Dynamic behaviour of compact heat exchangers in aircraft environment control system

Abstract This study presents a dynamic analysis of compact heat exchangers (CHEs) integrated within an aircraft Environmental Control System (ECS), with emphasis on their transient thermal behaviour under varying operating conditions. A dynamic model is developed using the ECS library in a 1-D system simulation platform. Characteristic maps of heat exchanger effectiveness as functions of hot and cold fluid mass flow rates are generated in MATLAB for the primary heat exchanger (PHE), secondary heat exchanger (SHE), reheater (RHX), and condenser (CND), and subsequently imported into the ECS library framework.
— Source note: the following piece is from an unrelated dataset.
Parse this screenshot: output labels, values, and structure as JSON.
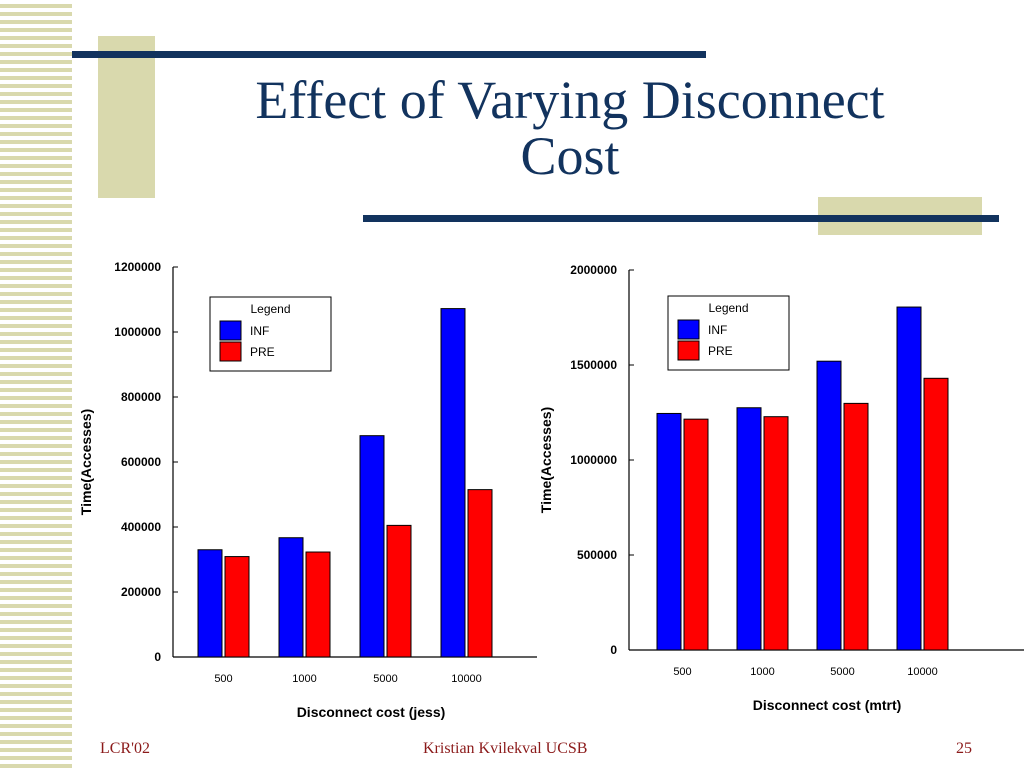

The model employs pressure–temperature sources at the inlets and temperature–mass flow sinks at the outlets on both hot and cold sides. Dynamic performance is evaluated in terms of hot- and cold-side outlet temperatures, hot-side heat flow rate, and system response time. Parametric analysis reveals that the fluid channel volume has a dominant influence on transient response compared to heat exchanger effectiveness. For an isolated heat exchanger, the dynamic response time increases from approximately 10 s to 25 s as the fluid channel volume increases from 0.5 m³ to 1.5 m³. Stabilised hot-side outlet temperatures of about 86 °C, 162 °C, 369 °C, and 453 °C are obtained for effectiveness values of 0.98 (SHE), 0.84 (PHE), 0.43 (RHX), and 0.25 (CND), respectively, corresponding to hot-side heat flow rates of 339.40 kW, 288.17 kW, 146.84 kW, and 88.37 kW. Furthermore, an integrated ECS configuration combining the PHE and SHE is modelled, demonstrating longer response times for the SHE (≈ 20–40 s) compared to the PHE (≈ 10–25 s) over the same range of fluid channel volumes. The results clearly demonstrate the significance of transient analysis in the design and optimisation of compact heat exchangers for aerospace ECS applications.